Il reconnaît à la Chine un avantage décisif : l'électricité disponible. La contrainte du secteur, selon lui, n'est plus le logiciel mais l'énergie et les processeurs, et il juge que les restrictions américaines à l'exportation de puces ne suffiront pas à contenir l'écart.
Il concède être allé trop loin en politique, tout en défendant le bilan des coupes budgétaires qu'il a portées et en contestant qu'elles aient causé des morts. Sur ses positions européennes, notamment britanniques, il maintient ses prédictions les plus sombres et les présente comme du bon sens plutôt que comme un positionnement partisan.
Sur Starlink, il décrit un dispositif de restriction d'accès visant à empêcher l'usage russe du réseau en territoire occupé, tout en se gardant d'affirmer qu'il pèse sur l'issue du conflit. Sur les revenus universels, il soutient que le risque serait déflationniste et non inflationniste, la production de biens croissant plus vite que la monnaie.

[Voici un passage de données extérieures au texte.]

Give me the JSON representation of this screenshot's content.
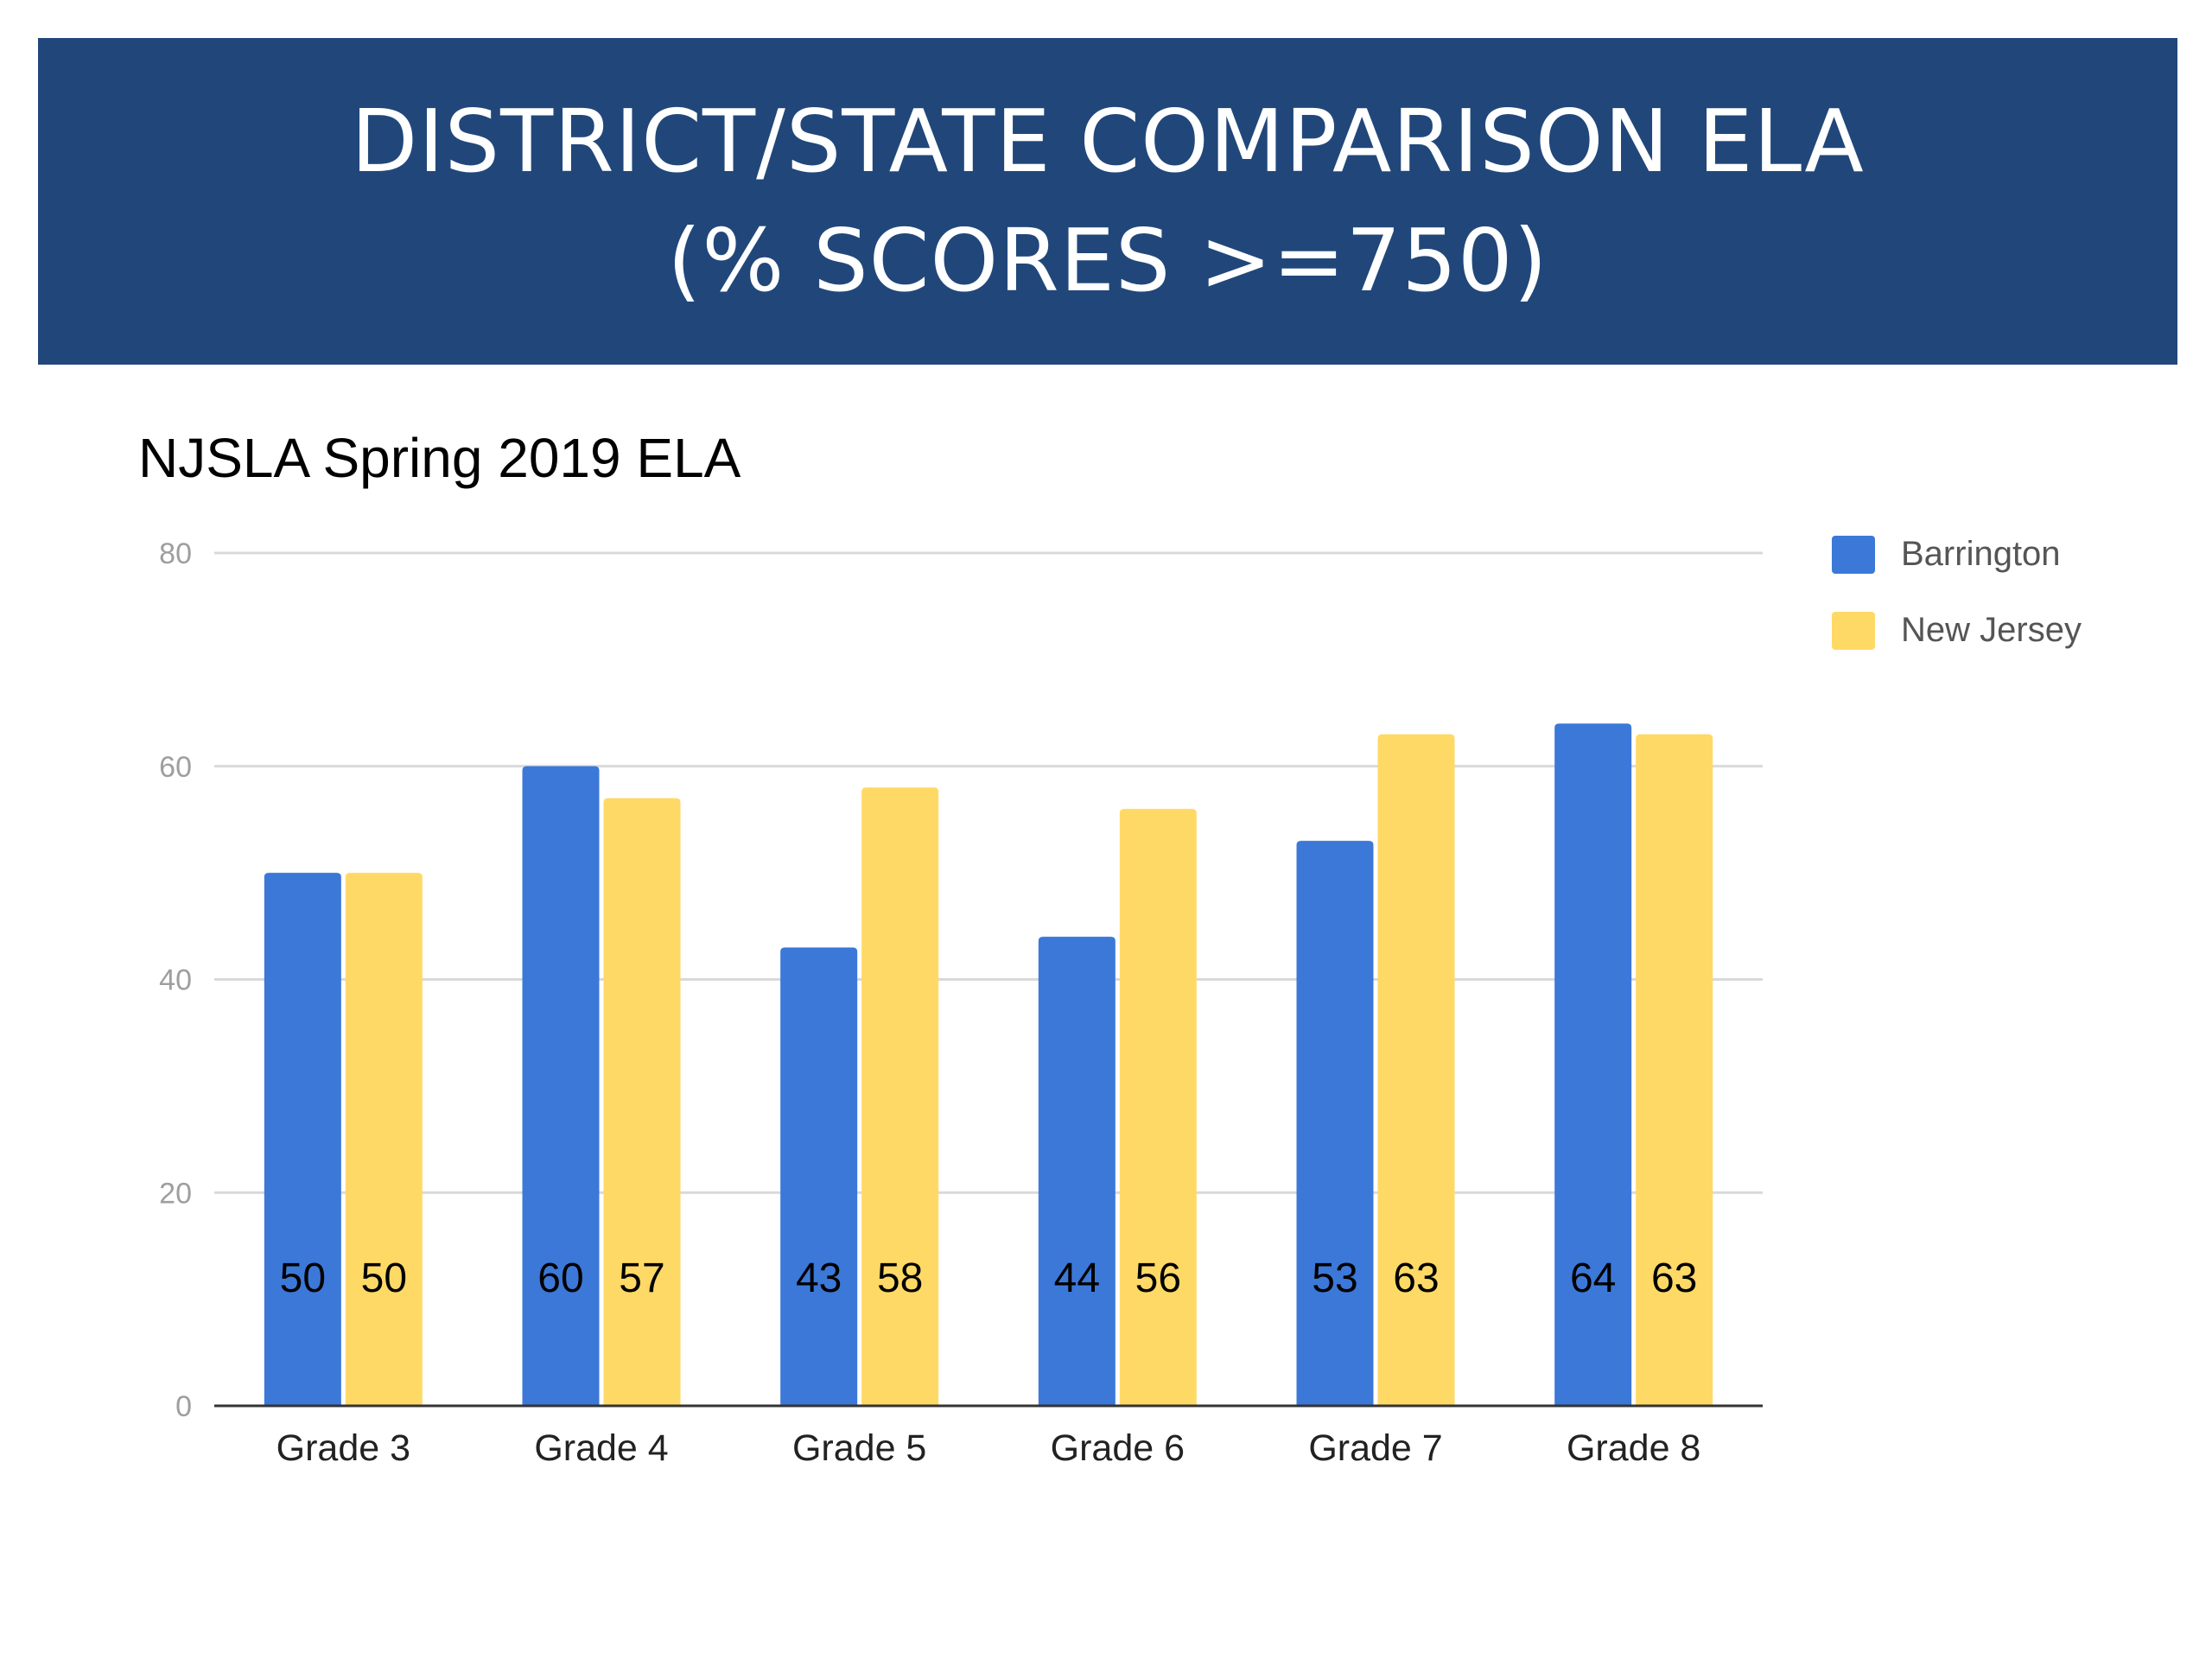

Les comptes rendus de presse s'accordent sur un point de forme qui compte autant que le fond : l'échange a été tendu. La rédactrice en chef a contesté frontalement plusieurs positions, en particulier la contradiction entre l'annonce d'un avenir d'abondance et le soutien apporté à des figures de l'extrême droite européenne, ainsi que les conséquences humaines des coupes dans l'aide étrangère. Musk a réagi de façon défensive sur ces deux points.
Le fait que la rédactrice en chef d'un journal réputé favorable au marché ait mené l'entretien sur ce registre est, en soi, un signal sur la position de Musk dans le débat public.
Arrêté le 9 août 2026. Demande hors du périmètre ivoirien habituel, traitée comme telle.
Passes effectuées : identification de l'entretien et de sa date avant toute rédaction, vérification factuelle, recoupement de la teneur sur trois sources indépendantes, contrôle de cohérence et contrôle mécanique de forme.
Relecture adverse externe : non effectuée. La clé dont je dispose auprès du fournisseur tiers n'ouvre aucun modèle de texte. Document de lecture interne, elle ne lui est pas due.
Source consultée par recherche et non ouverte : CNBC, entretien de Zanny Minton Beddoes sur les enseignements de l'interview (24 juillet 2026).